Ketabahan Keluarga Nabi Ibarahim

Ambillah hikmah dari kisah ini. Kisah ketabahan keluarga nabi yang tahan uji sehingga Allah berikan derajat yang tinggi. Inilah kisah yang patut diteladani.
Sudah hampir lanjut usianya namun belum dikaruniai oleh Allah seorang anak pun. Istri beliau, Sarah mengajukan permintaan kepadanya untuk menikahi seorang wanita shalehah, Hajar namanya. Setelah menikahi wanita tersebut beliau berdoa agar Allah berkenan memberinya keturunan. Allah pun mengabulkan harapannya. Dari istri mudanya beliau dikaruniai seorang putra. Tidak lama kemudian istri pertamanya pula Allah karuniai seorang putra.

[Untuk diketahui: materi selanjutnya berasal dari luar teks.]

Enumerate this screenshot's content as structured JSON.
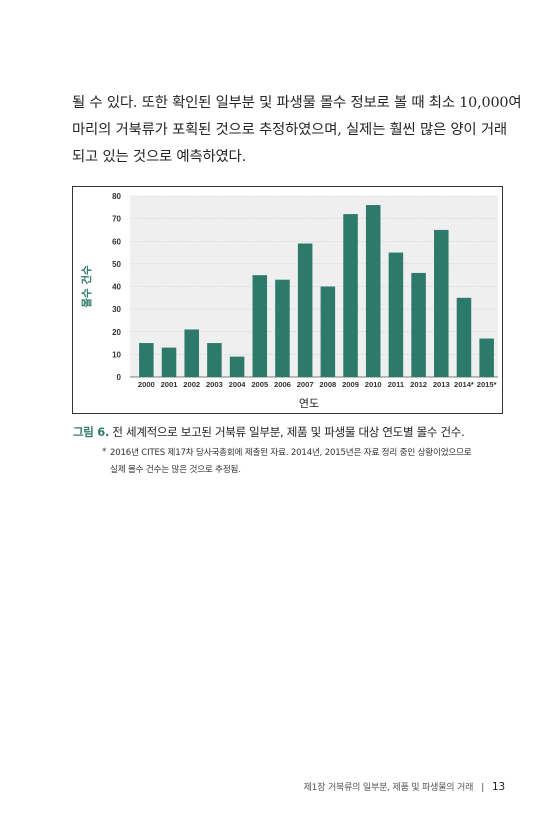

Suatu hari Allah menugaskan beliau pergi untuk berdakwah. Beliau ditemani istri mudanya beserta anaknya yang masih bayi sepanjang perjalanan itu. Tibalah mereka di tempat yang gersang. Tidak ada sebatang pohon pun di sana. Meskipun ada gunung namun tidak ada setetes pun air atau aliran mata air.
Di tempat yang begitu gersangnya beliau menerima wahyu bahwa dia harus pergi melanjutkan perjalanan seorang diri. Beliau harus meninggalkan keduanya di tempat yang tidak ada tanda kehidupan tersebut.

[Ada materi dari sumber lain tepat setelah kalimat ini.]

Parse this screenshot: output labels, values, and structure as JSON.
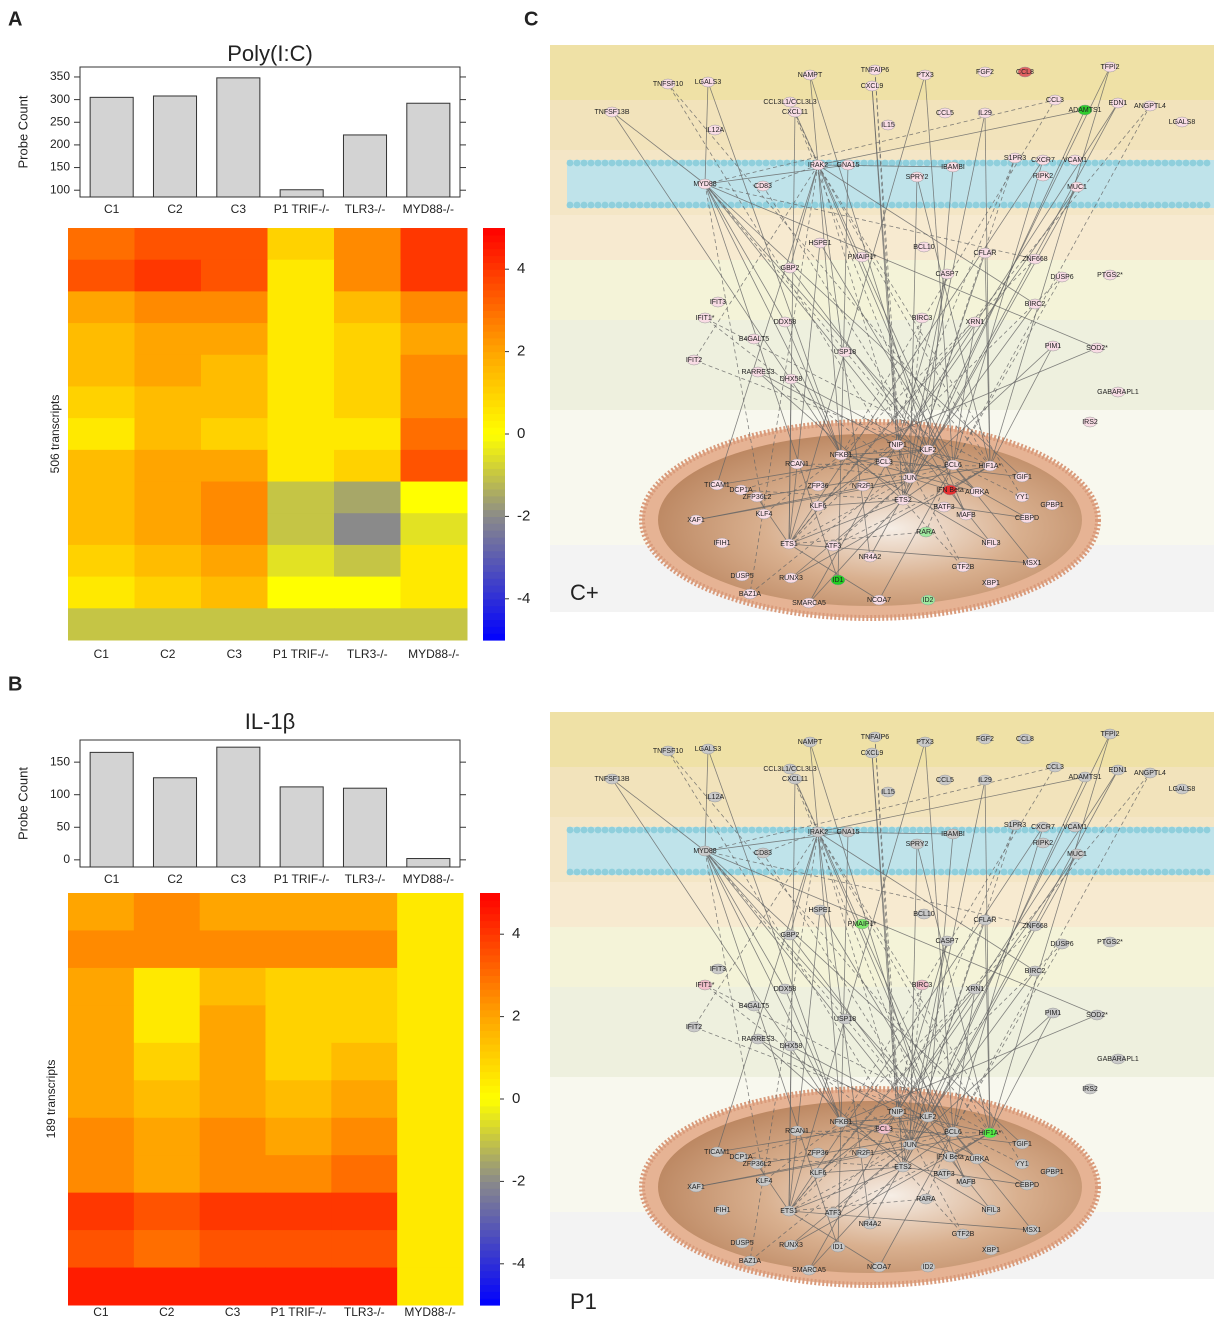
{
  "panel_labels": [
    "A",
    "B",
    "C"
  ],
  "chart_data": [
    {
      "type": "bar",
      "title": "Poly(I:C)",
      "ylabel": "Probe Count",
      "categories": [
        "C1",
        "C2",
        "C3",
        "P1 TRIF-/-",
        "TLR3-/-",
        "MYD88-/-"
      ],
      "values": [
        305,
        308,
        348,
        101,
        222,
        292
      ],
      "color": "#d3d3d3",
      "ylim": [
        85,
        372
      ],
      "yticks": [
        100,
        150,
        200,
        250,
        300,
        350
      ]
    },
    {
      "type": "heatmap",
      "ylabel": "506 transcripts",
      "categories": [
        "C1",
        "C2",
        "C3",
        "P1 TRIF-/-",
        "TLR3-/-",
        "MYD88-/-"
      ],
      "values": [
        [
          3,
          3.5,
          3.5,
          1,
          2.5,
          4
        ],
        [
          3.5,
          4,
          3.5,
          0.5,
          2.5,
          4
        ],
        [
          2,
          2.5,
          2.5,
          0.5,
          1.5,
          2.5
        ],
        [
          1.5,
          2,
          2,
          0.5,
          1,
          2
        ],
        [
          1.5,
          2,
          1.5,
          0.5,
          1,
          2.5
        ],
        [
          1,
          1.5,
          1.5,
          0.5,
          1,
          2.5
        ],
        [
          0.5,
          1.5,
          1,
          0.5,
          0.5,
          3
        ],
        [
          1.5,
          2,
          2,
          0.5,
          1,
          3.5
        ],
        [
          1.5,
          2,
          2.5,
          -1,
          -1.5,
          0
        ],
        [
          1.5,
          2,
          2.5,
          -1,
          -2,
          -0.5
        ],
        [
          1,
          1.5,
          2,
          -0.5,
          -1,
          0.5
        ],
        [
          0.5,
          1,
          1.5,
          0,
          0,
          0.5
        ],
        [
          -1,
          -1,
          -1,
          -1,
          -1,
          -1
        ]
      ],
      "colorbar_lim": [
        -5,
        5
      ],
      "colorbar_ticks": [
        4,
        2,
        0,
        -2,
        -4
      ],
      "colorscale": [
        {
          "value": -5,
          "color": "#0000ff"
        },
        {
          "value": -2,
          "color": "#8a8a8a"
        },
        {
          "value": 0,
          "color": "#ffff00"
        },
        {
          "value": 2,
          "color": "#ffa500"
        },
        {
          "value": 5,
          "color": "#ff0000"
        }
      ]
    },
    {
      "type": "bar",
      "title": "IL-1β",
      "ylabel": "Probe Count",
      "categories": [
        "C1",
        "C2",
        "C3",
        "P1 TRIF-/-",
        "TLR3-/-",
        "MYD88-/-"
      ],
      "values": [
        165,
        126,
        173,
        112,
        110,
        2
      ],
      "color": "#d3d3d3",
      "ylim": [
        -11,
        184
      ],
      "yticks": [
        0,
        50,
        100,
        150
      ]
    },
    {
      "type": "heatmap",
      "ylabel": "189 transcripts",
      "categories": [
        "C1",
        "C2",
        "C3",
        "P1 TRIF-/-",
        "TLR3-/-",
        "MYD88-/-"
      ],
      "values": [
        [
          2,
          2.5,
          2,
          2,
          2,
          0.5
        ],
        [
          2.5,
          2.5,
          2.5,
          2.5,
          2.5,
          0.5
        ],
        [
          2,
          0.5,
          1.5,
          1,
          1,
          0.5
        ],
        [
          2,
          0.5,
          2,
          1,
          1,
          0.5
        ],
        [
          2,
          1,
          2,
          1,
          1.5,
          0.5
        ],
        [
          2,
          1.5,
          2,
          1.5,
          2,
          0.5
        ],
        [
          2.5,
          2,
          2.5,
          2,
          2.5,
          0.5
        ],
        [
          2.5,
          2,
          2.5,
          2.5,
          3,
          0.5
        ],
        [
          4,
          3.5,
          4,
          4,
          4,
          0.5
        ],
        [
          3.5,
          3,
          3.5,
          3.5,
          3.5,
          0.5
        ],
        [
          4.5,
          4.5,
          4.5,
          4.5,
          4.5,
          0.5
        ]
      ],
      "colorbar_lim": [
        -5,
        5
      ],
      "colorbar_ticks": [
        4,
        2,
        0,
        -2,
        -4
      ],
      "colorscale": [
        {
          "value": -5,
          "color": "#0000ff"
        },
        {
          "value": -2,
          "color": "#8a8a8a"
        },
        {
          "value": 0,
          "color": "#ffff00"
        },
        {
          "value": 2,
          "color": "#ffa500"
        },
        {
          "value": 5,
          "color": "#ff0000"
        }
      ]
    }
  ],
  "network": {
    "nodes": [
      "TNFSF10",
      "LGALS3",
      "NAMPT",
      "TNFAIP6",
      "PTX3",
      "FGF2",
      "CCL8",
      "TFPI2",
      "TNFSF13B",
      "CCL3L1/CCL3L3",
      "CXCL9",
      "CXCL11",
      "IL15",
      "CCL5",
      "IL29",
      "CCL3",
      "ADAMTS1",
      "EDN1",
      "ANGPTL4",
      "LGALS8",
      "IL12A",
      "IRAK2",
      "GNA15",
      "IBAMBI",
      "S1PR3",
      "CXCR7",
      "VCAM1",
      "RIPK2",
      "SPRY2",
      "MYD88",
      "CD83",
      "MUC1",
      "HSPE1",
      "PMAIP1*",
      "BCL10",
      "CFLAR",
      "ZNF668",
      "GBP2",
      "CASP7",
      "DUSP6",
      "PTGS2*",
      "IFIT3",
      "IFIT1*",
      "DDX58",
      "BIRC2",
      "BIRC3",
      "XRN1",
      "B4GALT5",
      "USP18",
      "PIM1",
      "SOD2*",
      "IFIT2",
      "RARRES3",
      "DHX58",
      "GABARAPL1",
      "IRS2",
      "TNIP1",
      "KLF2",
      "NFKB1",
      "BCL3",
      "JUN",
      "BCL6",
      "HIF1A*",
      "RCAN1",
      "TGIF1",
      "TICAM1",
      "DCP1A",
      "ZFP36L2",
      "ZFP36",
      "NR2F1",
      "IFN Beta",
      "AURKA",
      "YY1",
      "KLF6",
      "ETS2",
      "BATF3",
      "GPBP1",
      "XAF1",
      "KLF4",
      "MAFB",
      "CEBPD",
      "RARA",
      "IFIH1",
      "ETS1",
      "ATF3",
      "NFIL3",
      "NR4A2",
      "GTF2B",
      "MSX1",
      "XBP1",
      "DUSP5",
      "RUNX3",
      "ID1",
      "BAZ1A",
      "SMARCA5",
      "NCOA7",
      "ID2"
    ],
    "panels": [
      {
        "label": "C+",
        "node_color": "#f9dce5",
        "highlights": [
          {
            "node": "ADAMTS1",
            "color": "#30cc30"
          },
          {
            "node": "RARA",
            "color": "#9ee89e"
          },
          {
            "node": "ID1",
            "color": "#22cc22"
          },
          {
            "node": "ID2",
            "color": "#9ee89e"
          },
          {
            "node": "IFN Beta",
            "color": "#e83030"
          },
          {
            "node": "CCL8",
            "color": "#e06060"
          }
        ]
      },
      {
        "label": "P1",
        "node_color": "#c9c9c9",
        "highlights": [
          {
            "node": "PMAIP1*",
            "color": "#7dea6b"
          },
          {
            "node": "HIF1A*",
            "color": "#55ee44"
          },
          {
            "node": "IFIT1*",
            "color": "#f3c0cc"
          },
          {
            "node": "BCL3",
            "color": "#f3c0cc"
          },
          {
            "node": "BIRC3",
            "color": "#f3c0cc"
          }
        ]
      }
    ]
  }
}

Beliau ditanya istrinya, mengapa harus ditinggal di tempat seperti itu. Maka jawabannya pun singkat bahwa itu adalah perintah Allah. Istri yang shalehah lalu merasa tenang setelah mendengar ucapan suaminya yang telah menjadi kekasih rob semesta alam. Istrinya yang shalehah itu yakin bahwa Allah memiliki rencana dan pasti tidak akan menyia-nyiakan hambaNya.
Suaminya pergi tanpa menoleh ke belakang. Bukan karena kejam meninggalkan istri dan anaknya yang masih bayi, melainkan beliau adalah orang terpilih yan ditugaskan demikian. Sebagai seorang hamba, beliau tak berat meninggalkan orang yan dikasihi. Karena beliau yakin akan jaminan yang pasti dipenuhi oleh robnya yang maha kasih tidak akan menyia-nyiakan hamba yang taat.
Semakin jauh suaminya pergi. Beliau diam bersama ananya. Karena saking lamanya menyusui maka air susu pun mulai habis, sedangkan anaknya yang masih bayi itu masih kehausan dan menangis.
Kasih sayang ibu kepada anaknya, meletakkan anaknya di tempat yang agak teduh. Beliau lari ke sana ke mari mencari seteguk air. Namun tidak ada setetes pun di sana. Dari bukit sofa ke marwah, dari bukit marwah ke sofa. Hingga tujuh kali bolak-balik berlari. Jaranya pun tidak dekat. Putus asa tidak pernah hinggap dalam dirinya. Akhirnya tak disangka, di dekat anaknya terpancar mata air yang begitu derasnya. Beliau langsung mengambil anaknya dan mengumpulkan air tersebut dengan galian tangan. Beliau meminum air tersebut dan terjawablah bahwa Allah didak akan menyia-nyiakan mereka.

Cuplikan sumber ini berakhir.